Enhanced magnetic and room temperature intrinsic magnetodielectric effect in Mn modified Ba2Mg2Fe12O22 Y-type hexaferrite

Abstract

We have reported a systematic investigation on structural, magnetic, magnetodielectric and magnetoimpedance characteristics of Y-type Ba2Mg2(Fe1−xMnx)12O22 (0 ⩽ x ⩽ 0.12) hexaferrite synthesized by solid-state reaction route. Rietveld refinement of x-ray diffraction pattern confirms the phase purity of all the samples with rhombohedral crystal structure. The Mn dopant modulates not only superexchange angle near to the boundary of magnetic blocks but also magnetic transition temperature. Temperature-dependent magnetization data suggests that due to Mn doping at Fe sites, ferrimagnetic to proper screw transition temperature (TII) increases from 190 K to 208 K, while there is a decrease in proper screw to longitudinal conical spin transition temperature (TI) from 35 K to 25 K. We observe remarkable decrease in the magnetic field from 20 kOe to 12 kOe to produce intermediate spin ordering from ferrimagnetic ordering which can be understood because of modification of superexchange angle due to Mn doping.

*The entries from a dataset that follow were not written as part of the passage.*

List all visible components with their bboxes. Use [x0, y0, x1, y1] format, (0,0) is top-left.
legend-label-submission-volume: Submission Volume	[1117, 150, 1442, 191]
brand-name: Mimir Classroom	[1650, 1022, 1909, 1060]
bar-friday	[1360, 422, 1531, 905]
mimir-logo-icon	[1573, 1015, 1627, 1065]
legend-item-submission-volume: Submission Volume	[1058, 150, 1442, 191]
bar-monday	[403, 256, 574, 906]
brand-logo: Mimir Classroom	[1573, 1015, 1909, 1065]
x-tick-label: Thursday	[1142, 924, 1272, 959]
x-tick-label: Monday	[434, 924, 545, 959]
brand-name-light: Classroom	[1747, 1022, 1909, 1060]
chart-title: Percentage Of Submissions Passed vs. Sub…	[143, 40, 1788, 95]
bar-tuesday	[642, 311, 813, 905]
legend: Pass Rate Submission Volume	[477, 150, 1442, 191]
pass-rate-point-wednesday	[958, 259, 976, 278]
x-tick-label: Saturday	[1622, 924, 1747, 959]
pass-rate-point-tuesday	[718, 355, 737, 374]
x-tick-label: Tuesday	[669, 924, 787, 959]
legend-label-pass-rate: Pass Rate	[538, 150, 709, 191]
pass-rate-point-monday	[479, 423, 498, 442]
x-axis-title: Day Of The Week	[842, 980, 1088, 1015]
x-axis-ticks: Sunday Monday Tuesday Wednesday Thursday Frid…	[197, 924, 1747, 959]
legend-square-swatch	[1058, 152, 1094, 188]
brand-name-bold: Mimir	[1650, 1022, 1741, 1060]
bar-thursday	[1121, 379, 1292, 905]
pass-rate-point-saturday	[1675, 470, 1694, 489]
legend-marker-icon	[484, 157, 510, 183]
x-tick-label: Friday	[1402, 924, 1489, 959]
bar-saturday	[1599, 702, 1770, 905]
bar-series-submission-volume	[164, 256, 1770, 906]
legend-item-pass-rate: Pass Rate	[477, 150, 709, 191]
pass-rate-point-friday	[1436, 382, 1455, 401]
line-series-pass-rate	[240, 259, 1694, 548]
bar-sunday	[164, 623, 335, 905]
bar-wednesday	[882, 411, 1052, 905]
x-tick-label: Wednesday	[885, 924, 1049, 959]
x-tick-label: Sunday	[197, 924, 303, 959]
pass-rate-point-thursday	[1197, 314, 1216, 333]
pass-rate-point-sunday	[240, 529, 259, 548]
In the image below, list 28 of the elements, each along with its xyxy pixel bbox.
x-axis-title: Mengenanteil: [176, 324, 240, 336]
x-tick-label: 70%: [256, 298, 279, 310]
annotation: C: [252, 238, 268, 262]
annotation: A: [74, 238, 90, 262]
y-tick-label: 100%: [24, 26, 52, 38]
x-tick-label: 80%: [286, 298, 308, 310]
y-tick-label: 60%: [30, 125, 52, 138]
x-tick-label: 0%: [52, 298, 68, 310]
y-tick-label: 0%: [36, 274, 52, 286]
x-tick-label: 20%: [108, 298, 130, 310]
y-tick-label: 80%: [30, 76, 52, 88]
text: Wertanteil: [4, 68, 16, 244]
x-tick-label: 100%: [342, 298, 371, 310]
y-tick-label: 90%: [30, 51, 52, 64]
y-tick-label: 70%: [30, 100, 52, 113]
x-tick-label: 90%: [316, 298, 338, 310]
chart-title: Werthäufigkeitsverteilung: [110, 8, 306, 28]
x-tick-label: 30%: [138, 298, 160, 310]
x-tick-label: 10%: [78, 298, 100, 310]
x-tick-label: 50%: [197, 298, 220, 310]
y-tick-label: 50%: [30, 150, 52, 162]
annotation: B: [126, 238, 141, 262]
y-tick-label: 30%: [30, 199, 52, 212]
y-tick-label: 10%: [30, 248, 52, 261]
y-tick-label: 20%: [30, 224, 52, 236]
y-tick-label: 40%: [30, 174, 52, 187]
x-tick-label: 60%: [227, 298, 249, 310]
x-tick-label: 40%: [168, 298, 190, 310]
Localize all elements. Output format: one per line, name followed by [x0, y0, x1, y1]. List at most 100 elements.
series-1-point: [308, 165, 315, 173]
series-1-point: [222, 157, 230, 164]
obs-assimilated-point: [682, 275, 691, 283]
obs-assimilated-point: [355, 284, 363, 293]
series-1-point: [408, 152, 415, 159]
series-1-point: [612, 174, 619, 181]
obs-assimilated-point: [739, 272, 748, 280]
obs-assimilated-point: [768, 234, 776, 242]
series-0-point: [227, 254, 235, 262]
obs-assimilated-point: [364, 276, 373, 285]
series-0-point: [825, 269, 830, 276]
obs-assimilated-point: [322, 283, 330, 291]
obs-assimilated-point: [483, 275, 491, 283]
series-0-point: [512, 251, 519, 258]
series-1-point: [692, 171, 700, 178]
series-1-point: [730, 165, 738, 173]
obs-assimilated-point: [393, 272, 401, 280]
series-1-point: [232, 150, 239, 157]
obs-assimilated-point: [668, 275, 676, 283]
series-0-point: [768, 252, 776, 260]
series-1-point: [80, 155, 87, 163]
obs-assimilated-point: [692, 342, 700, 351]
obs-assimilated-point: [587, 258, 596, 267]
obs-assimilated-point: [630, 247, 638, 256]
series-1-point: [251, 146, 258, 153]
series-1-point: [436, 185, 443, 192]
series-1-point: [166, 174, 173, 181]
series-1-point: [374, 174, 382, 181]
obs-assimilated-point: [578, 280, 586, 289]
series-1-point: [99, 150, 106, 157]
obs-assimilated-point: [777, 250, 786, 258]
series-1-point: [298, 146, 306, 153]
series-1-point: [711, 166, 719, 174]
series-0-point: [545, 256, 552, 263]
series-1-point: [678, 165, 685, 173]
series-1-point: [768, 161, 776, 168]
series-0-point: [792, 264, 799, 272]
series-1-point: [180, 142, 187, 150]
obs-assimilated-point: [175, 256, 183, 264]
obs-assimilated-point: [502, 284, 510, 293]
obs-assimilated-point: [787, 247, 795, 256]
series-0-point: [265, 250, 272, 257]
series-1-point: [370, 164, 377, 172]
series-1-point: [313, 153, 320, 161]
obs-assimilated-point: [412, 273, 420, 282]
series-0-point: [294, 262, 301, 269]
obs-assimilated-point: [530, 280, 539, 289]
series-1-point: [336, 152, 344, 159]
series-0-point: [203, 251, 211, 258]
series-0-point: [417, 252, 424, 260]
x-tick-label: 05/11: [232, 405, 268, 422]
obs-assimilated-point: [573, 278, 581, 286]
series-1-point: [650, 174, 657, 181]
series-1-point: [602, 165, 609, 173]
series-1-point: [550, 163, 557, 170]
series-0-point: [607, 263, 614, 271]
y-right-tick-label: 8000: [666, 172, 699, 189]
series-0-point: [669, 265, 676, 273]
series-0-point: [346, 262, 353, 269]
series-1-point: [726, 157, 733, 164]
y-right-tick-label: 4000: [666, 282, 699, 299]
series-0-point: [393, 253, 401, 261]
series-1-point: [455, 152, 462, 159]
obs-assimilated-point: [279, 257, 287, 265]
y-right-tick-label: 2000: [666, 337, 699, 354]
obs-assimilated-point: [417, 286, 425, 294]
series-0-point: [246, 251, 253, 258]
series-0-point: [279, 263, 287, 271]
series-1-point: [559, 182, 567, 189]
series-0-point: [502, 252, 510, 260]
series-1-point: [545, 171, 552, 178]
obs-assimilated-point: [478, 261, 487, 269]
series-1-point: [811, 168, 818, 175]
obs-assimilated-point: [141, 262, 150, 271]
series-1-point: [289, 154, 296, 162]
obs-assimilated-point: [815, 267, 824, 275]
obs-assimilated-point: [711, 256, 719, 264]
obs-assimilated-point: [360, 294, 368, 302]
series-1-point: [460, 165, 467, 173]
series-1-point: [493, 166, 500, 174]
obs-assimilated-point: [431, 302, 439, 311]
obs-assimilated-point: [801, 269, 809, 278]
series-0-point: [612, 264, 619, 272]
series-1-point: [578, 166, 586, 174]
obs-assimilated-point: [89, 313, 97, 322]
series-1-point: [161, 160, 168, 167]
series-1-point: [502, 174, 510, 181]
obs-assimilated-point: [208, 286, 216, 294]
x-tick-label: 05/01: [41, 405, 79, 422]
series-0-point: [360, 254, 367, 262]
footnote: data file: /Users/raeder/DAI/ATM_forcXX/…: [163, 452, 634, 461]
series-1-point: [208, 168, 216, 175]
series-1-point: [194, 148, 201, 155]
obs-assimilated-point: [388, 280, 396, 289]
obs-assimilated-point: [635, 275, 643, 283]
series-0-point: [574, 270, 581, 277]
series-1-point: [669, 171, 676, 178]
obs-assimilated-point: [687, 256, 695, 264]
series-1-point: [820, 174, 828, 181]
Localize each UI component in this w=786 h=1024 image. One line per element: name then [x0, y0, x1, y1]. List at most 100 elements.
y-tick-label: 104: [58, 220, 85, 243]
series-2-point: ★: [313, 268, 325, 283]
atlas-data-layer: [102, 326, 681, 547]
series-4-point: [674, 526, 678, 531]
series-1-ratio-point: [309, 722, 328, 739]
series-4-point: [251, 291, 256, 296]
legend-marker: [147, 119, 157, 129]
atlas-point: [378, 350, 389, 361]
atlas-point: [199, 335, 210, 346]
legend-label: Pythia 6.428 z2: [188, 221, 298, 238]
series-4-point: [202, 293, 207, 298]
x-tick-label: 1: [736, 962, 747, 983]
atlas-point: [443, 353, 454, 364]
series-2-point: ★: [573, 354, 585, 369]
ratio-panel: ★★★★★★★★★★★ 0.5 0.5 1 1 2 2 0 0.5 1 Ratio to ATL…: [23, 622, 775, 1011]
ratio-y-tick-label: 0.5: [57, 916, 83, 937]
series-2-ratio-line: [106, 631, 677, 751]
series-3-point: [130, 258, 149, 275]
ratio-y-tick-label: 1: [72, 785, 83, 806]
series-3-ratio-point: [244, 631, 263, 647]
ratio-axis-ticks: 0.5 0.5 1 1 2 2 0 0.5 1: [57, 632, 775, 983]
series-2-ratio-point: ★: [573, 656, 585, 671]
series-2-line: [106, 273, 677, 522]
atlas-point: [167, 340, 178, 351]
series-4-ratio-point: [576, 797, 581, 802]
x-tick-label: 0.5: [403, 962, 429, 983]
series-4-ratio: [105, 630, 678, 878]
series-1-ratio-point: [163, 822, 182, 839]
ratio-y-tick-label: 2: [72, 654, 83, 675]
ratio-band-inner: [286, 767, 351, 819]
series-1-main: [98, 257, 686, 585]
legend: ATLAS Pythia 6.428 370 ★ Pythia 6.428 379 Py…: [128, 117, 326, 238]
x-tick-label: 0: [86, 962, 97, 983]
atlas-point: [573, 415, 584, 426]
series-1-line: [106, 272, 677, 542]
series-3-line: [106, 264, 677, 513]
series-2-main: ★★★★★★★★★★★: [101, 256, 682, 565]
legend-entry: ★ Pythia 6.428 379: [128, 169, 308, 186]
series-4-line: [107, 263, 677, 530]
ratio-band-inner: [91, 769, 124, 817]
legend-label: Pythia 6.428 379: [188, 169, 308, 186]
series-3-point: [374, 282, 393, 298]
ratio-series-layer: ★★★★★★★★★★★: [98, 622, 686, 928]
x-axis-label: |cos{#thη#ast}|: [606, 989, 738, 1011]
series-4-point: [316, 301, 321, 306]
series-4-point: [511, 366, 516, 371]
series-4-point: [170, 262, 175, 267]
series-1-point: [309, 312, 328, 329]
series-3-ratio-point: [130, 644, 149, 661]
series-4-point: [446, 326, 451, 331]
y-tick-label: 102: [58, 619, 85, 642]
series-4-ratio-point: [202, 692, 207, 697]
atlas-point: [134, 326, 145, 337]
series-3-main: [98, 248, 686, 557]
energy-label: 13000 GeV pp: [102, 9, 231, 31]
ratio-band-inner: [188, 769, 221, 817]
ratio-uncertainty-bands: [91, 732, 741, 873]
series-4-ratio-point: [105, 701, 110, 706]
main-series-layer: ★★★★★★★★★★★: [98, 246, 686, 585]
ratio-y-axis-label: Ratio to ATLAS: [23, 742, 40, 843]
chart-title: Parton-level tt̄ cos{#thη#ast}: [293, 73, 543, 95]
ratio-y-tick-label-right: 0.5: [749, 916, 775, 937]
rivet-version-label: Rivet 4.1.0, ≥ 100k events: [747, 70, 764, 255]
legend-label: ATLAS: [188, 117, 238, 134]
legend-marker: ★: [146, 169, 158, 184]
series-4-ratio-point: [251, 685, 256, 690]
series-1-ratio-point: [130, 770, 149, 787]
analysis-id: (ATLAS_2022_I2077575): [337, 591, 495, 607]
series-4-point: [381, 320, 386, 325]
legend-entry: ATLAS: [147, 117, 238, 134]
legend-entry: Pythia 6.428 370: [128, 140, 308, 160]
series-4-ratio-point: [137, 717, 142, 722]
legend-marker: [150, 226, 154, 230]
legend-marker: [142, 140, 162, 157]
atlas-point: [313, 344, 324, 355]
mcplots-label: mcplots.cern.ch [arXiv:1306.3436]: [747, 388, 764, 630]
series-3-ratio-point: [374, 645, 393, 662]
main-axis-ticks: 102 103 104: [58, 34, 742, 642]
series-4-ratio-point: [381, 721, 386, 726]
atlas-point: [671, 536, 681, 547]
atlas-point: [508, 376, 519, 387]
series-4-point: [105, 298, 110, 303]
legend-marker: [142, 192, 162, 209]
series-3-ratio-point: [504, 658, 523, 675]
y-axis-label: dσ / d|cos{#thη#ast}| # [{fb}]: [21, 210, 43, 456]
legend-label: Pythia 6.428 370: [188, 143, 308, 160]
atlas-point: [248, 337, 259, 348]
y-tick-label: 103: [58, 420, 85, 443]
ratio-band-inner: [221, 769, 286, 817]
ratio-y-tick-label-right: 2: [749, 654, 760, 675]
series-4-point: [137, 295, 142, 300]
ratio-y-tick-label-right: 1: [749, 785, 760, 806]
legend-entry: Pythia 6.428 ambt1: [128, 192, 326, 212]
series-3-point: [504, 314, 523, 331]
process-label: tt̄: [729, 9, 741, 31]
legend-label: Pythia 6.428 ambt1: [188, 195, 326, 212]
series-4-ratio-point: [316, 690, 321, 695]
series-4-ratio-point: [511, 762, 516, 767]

The value of loss tangent decreases with increasing doping concentration at 300K, i.e. ~60% and 180% in BMFM4 (x = 0.04) and BMFM8 (x = 0.08) respectively as compared to BMF, suggesting the evolution of intrinsic feature in the doped samples. Magnetodielectric (MD) effect shows that in the low-frequency regime, the robust MD effect is because of Maxwell–Wagner interfacial polarization, whereas in the high-frequency regime intrinsic effect dominates. Further, magnetoimpedance measurement confirms the presence of substantial intrinsic MD% (~6%) at 1.3 T applied field at 300 K for 4% Mn-doped sample. Finally, the nature and strength of magnetoelectric coupling in BMFM4 and BMFM8 samples at 300 K is found to be biquadratic (P2M2) and maximum strength of coupling is 3.09 × 10−4 emu2 g−2 and 2.34 × 10−4 emu2 g−2, respectively.